L’arrivée des petits congolais se fait dans un contexte de grands débats en Italie où la  loi autorisant « les unions civiles », sortes de mariages entre personnes de même sexe, agite l’opinion et divise la classe politique. Elle est passée mais avec une clause qui interdit aux partenaires de pouvoir adopter des enfants, même pas ceux de l’un ou l’autre d’entre eux nés avant « mariage ». Les associations de défense des homosexuels continuent de fourbir leurs armes, considérant que rien ne devrait conduire à la discrimination entre « gens qui s’aiment », quelle que soit la manière de le faire.

Le vent d’optimisme qui souffle à Kinshasa renvoie à plus tard la plongée dans un tel débat, car les familles italiennes adoptantes sont cette fois des gens qui en remplissent pleinement les conditions aux yeux de la loi congolaise. « Dans deux ou trois semaines pratiquement, on [en] finira avec [les] dossiers d'adoption. Une fois que ce sera fini, il va falloir attendre la nouvelle loi pour relancer les adoptions des enfants congolais par des couples étrangers », a-t-on fait valoir à Kinshasa jeudi.

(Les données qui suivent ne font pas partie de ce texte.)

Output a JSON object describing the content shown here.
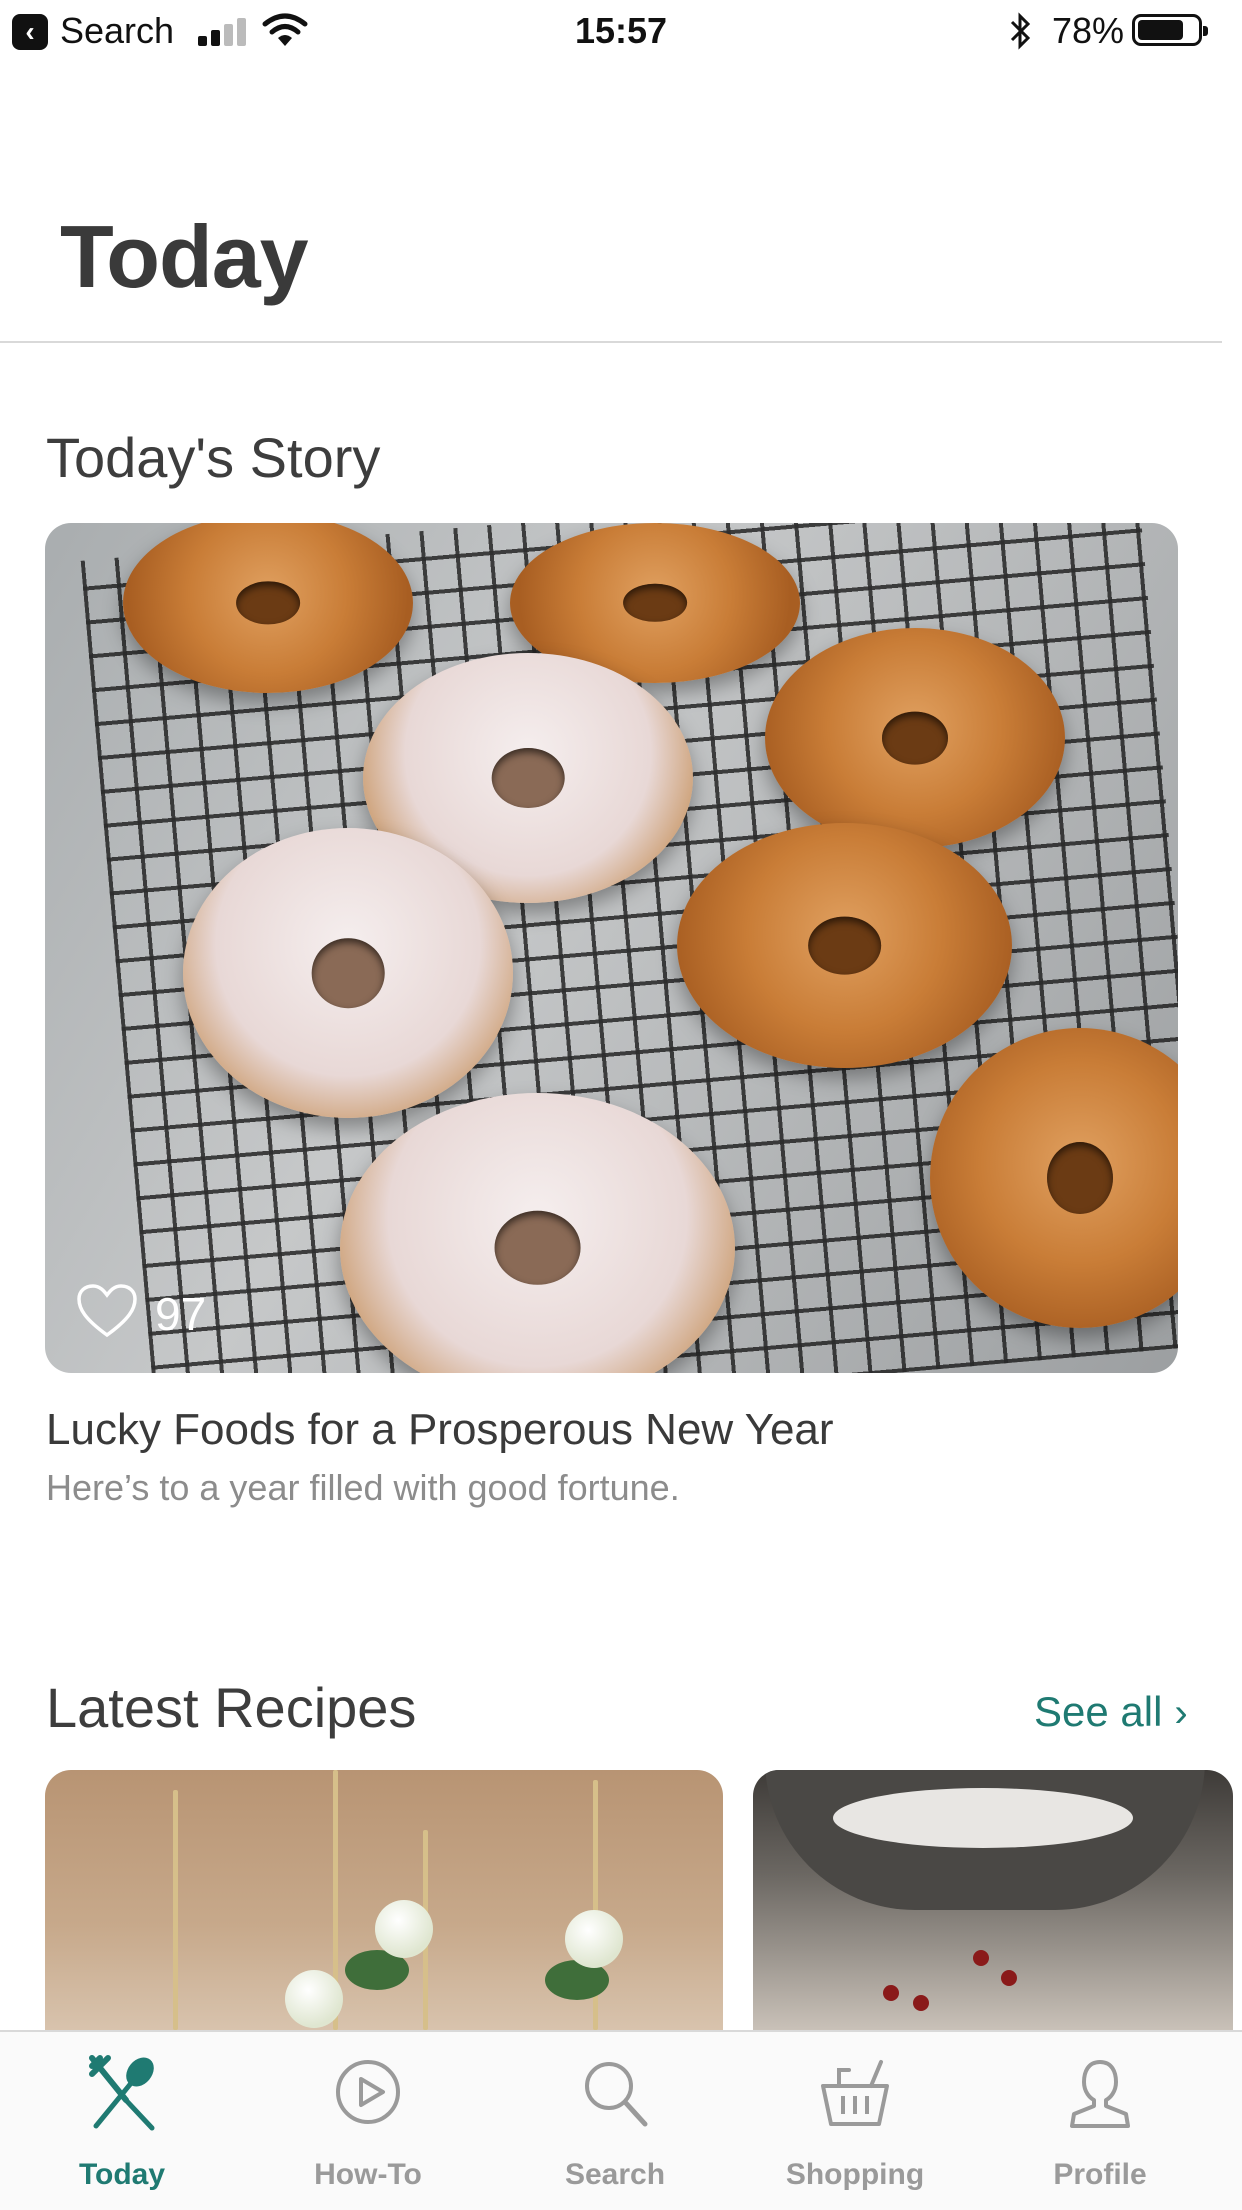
{
  "status_bar": {
    "back_label": "Search",
    "time": "15:57",
    "battery_percent": "78%",
    "battery_level": 0.78,
    "signal_bars": 2
  },
  "header": {
    "title": "Today"
  },
  "story": {
    "heading": "Today's Story",
    "likes": "97",
    "title": "Lucky Foods for a Prosperous New Year",
    "subtitle": "Here’s to a year filled with good fortune."
  },
  "latest": {
    "heading": "Latest Recipes",
    "see_all": "See all"
  },
  "tabs": [
    {
      "label": "Today",
      "icon": "fork-spoon-icon",
      "active": true
    },
    {
      "label": "How-To",
      "icon": "play-icon",
      "active": false
    },
    {
      "label": "Search",
      "icon": "search-icon",
      "active": false
    },
    {
      "label": "Shopping",
      "icon": "basket-icon",
      "active": false
    },
    {
      "label": "Profile",
      "icon": "person-icon",
      "active": false
    }
  ],
  "colors": {
    "accent": "#1f7a72",
    "inactive": "#9a9a9a",
    "text": "#3d3d3d"
  }
}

Le Conseil des ministres a, en effet, adopté en janvier un projet de loi visant à durcir considérablement l'adoption d'enfants congolais hors du pays. Le texte devrait être examiné lors de la session parlementaire devant s'ouvrir le 15 mars à Kinshasa. Partisans et adversaires des adoptions devraient de nouveau croiser le fer, les uns soulignant le caractère hautement humanitaire de cette mesure, les autres criant au bradage de la souveraineté nationale sur fond de pauvreté.